What is the molality of a solution prepared by dissolving 81.5 g of ethylene glycol, HOCH2CH2OH, in 1.36 L of water? Assume the density of water is 1.00 g/ml.
What is the molality of a solution prepared by dissolving 75.2 g of ethylene glycol, HOCH2CH2OH, in 1.34 L of water? Assume the density of water is 1.00 g/ml.
mols = grams/molar mass
Solve for moles.
molality = moles/kg solvent
Solve for molaltiy
i did it & i got 0.96 it still says incorrect answer
To find the molality of a solution, you need to know the amount of solute (in moles) and the mass of the solvent (in kilograms).
First, let's find the moles of ethylene glycol (solute). The molar mass of ethylene glycol (C2H6O2) is 46.07 g/mol.
The number of moles of ethylene glycol can be calculated using the following formula:
moles = mass / molar mass
So, moles of ethylene glycol = 81.5 g / 46.07 g/mol = 1.77 mol
Next, we need to calculate the mass of water (solvent) in kilograms. The density of water is given as 1.00 g/mL, and the volume of water is 1.36 L.

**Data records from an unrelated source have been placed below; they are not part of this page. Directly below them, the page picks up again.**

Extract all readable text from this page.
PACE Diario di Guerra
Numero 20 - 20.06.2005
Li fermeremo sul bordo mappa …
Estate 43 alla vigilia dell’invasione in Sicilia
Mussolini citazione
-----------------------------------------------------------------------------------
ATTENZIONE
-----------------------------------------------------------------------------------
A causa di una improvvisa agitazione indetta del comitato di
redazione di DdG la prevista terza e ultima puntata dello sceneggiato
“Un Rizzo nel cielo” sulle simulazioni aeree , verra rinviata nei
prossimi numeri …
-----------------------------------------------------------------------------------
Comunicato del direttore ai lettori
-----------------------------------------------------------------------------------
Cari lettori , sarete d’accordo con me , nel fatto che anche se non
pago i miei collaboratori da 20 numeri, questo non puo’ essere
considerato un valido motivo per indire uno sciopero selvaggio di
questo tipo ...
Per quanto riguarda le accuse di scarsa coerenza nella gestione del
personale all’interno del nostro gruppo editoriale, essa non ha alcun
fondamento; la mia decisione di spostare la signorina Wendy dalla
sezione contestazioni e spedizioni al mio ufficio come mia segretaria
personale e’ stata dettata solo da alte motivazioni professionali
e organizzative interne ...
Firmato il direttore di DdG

The mass of water can be calculated using the formula:
mass = density x volume
mass of water = 1.00 g/mL x 1.36 L x 1000 mL/1 L = 1360 g
Now, we convert the mass of water to kilograms:
mass of water = 1360 g / 1000 = 1.36 kg
Finally, we can calculate the molality of the solution using the formula:
molality = moles of solute / mass of solvent (in kg)
molality = 1.77 mol / 1.36 kg = 1.30 mol/kg
Therefore, the molality of the solution prepared by dissolving 81.5 g of ethylene glycol in 1.36 L of water is 1.30 mol/kg.